Tuesday, March 27, 2012
SVForum Big Data Conference Video Available
Here is the link: http://www.youtube.com/playlist?list=PL7CCD96639D8A3087
Saturday, March 17, 2012
Cutting Edge vs Bleeding Edge
I was reading some article about how facebook designed their new data center. The photo of their data center suddenly reminded me the company I worked for more than 10 years ago: Terraspring.
Terraspring was ahead of its time.

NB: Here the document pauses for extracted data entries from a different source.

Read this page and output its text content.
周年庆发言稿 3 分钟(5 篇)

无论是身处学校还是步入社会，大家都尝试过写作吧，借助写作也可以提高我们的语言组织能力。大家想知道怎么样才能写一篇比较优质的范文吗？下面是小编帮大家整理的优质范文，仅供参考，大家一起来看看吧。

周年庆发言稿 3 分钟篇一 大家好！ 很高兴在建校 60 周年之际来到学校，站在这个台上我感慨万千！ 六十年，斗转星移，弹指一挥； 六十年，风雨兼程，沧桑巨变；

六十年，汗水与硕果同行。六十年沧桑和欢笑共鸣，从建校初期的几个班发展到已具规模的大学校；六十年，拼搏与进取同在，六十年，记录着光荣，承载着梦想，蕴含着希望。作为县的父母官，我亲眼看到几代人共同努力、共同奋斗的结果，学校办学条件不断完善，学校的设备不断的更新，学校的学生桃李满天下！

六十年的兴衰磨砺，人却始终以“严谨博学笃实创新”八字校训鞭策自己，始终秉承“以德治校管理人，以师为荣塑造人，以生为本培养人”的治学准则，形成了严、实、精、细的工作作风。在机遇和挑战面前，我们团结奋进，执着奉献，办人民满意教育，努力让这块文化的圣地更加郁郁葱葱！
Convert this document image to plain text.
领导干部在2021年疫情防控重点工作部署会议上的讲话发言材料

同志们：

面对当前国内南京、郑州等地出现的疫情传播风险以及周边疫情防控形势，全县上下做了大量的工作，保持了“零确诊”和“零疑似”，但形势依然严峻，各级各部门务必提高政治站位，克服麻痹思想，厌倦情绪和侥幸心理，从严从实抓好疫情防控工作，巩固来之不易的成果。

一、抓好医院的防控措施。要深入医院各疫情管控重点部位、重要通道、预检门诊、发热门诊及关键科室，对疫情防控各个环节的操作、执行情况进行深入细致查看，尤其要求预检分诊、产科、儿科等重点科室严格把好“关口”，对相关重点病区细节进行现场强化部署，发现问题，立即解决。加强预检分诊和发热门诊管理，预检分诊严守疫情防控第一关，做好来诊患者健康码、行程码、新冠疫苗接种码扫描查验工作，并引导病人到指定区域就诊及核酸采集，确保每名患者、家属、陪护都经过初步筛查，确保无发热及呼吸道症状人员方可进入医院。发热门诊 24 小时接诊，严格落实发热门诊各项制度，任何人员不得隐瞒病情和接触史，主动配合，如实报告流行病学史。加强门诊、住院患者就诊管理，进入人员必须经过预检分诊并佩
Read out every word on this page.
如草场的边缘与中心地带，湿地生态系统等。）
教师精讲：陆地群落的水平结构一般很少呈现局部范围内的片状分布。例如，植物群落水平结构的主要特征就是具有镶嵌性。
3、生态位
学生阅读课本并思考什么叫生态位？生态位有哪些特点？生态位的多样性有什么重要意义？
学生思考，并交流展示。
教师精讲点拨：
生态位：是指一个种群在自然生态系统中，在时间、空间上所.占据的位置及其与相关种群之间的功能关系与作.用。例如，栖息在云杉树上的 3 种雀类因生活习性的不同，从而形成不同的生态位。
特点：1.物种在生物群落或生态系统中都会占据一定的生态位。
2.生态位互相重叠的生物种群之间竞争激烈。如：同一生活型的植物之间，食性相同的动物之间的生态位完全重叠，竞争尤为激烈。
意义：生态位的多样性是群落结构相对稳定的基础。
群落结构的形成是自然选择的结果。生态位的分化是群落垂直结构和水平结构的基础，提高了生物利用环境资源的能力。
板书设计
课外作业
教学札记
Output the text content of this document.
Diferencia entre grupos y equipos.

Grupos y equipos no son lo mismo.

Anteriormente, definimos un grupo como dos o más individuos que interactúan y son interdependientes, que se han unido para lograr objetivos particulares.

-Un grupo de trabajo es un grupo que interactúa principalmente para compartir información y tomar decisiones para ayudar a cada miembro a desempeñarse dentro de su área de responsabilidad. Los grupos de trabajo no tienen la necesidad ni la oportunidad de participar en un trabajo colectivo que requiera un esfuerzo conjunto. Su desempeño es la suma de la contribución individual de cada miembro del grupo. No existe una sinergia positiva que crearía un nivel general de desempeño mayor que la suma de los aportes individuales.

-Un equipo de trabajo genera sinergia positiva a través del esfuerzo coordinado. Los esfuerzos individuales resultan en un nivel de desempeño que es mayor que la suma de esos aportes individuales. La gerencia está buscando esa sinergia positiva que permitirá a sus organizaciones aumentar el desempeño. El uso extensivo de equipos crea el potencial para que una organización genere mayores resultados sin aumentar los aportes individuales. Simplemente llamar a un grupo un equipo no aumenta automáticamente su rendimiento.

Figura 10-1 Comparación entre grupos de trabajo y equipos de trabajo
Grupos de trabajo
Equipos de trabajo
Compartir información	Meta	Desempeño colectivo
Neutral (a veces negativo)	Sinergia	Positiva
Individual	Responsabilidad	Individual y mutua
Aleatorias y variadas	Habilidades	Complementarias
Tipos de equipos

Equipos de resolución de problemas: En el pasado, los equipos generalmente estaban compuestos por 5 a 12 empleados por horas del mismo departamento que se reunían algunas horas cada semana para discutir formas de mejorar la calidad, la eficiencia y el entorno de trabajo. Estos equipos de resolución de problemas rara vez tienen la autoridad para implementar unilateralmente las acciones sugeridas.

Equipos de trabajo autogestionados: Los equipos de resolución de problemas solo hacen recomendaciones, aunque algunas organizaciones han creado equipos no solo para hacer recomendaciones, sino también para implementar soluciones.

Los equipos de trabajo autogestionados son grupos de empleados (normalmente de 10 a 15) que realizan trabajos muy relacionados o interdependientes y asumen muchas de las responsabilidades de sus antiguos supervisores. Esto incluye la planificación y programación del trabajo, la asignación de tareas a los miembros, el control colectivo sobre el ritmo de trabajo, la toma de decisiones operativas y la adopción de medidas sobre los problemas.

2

What did we do? We did utility computing. All the resources (compute, storage, network) in a data center can be put into a pool managed by Terraspring, they can be dynamically allocated, and users are only charged by their usage. Does it sound familiar? Yes, many of the ideas are now part of the cloud computing.
Our original plan was to build our own data centers and provided services to other companies. As the 2000 internet bubble busted, the demand for data center went for a nose dive. We were forced to change our business model to become a software provider. That didn't went well either. Soon we were sold to Sun Microsystems and the whole team disbanded in 2004*.
Looking at this new wave of data center boom, I was reminded one comment I heard from this week's Big Data Analytics Conference. Somebody asked the panel speakers what's their advice for building a successful company. One of them replied that you didn't have to start from the bleeding edge. That's too risky. You should start from the cutting edge. That's good enough**. When Terraspring started in late 90s and built its data centers, it was on the bleeding edge. Nobody ever heard of utility computing, nor did the market exist. Would our fate be different if we started at a different time or lasted a bit longer? I wish I knew.
*Interestingly, that's also about the time Amazon started their AWS effort.
**But you also have to move really really fast.
Terraspring became part of Sun's N1. On slide 35 you can still see the name Terraspring.
Thursday, March 15, 2012
Highlights of SVForum's Big Data Analytics Conference
I attended the SVForum's Big Data Analytics Conference today. The conference took place in the Microsoft conference center in Mountain View. There were 3 keynote sessions and 3-4 panel discussions. Here are some of the highlights:
Microsoft - Data Doesn't Matter Until...
Microsoft speaker Bruno Aziza kickstarted the keynote session. Surprisingly, Microsoft supports the open-source big data community (Hadoop and others) and even contributes an "Excel module for Hive". (I find this combination a bit mind-boggling.) His talk focused on 4 trends of big data:
Microsoft - Data Doesn't Matter Until...
Microsoft speaker Bruno Aziza kickstarted the keynote session. Surprisingly, Microsoft supports the open-source big data community (Hadoop and others) and even contributes an "Excel module for Hive". (I find this combination a bit mind-boggling.) His talk focused on 4 trends of big data:
- Data as Service - Raw data is only the beginning, providing value added data service is the key.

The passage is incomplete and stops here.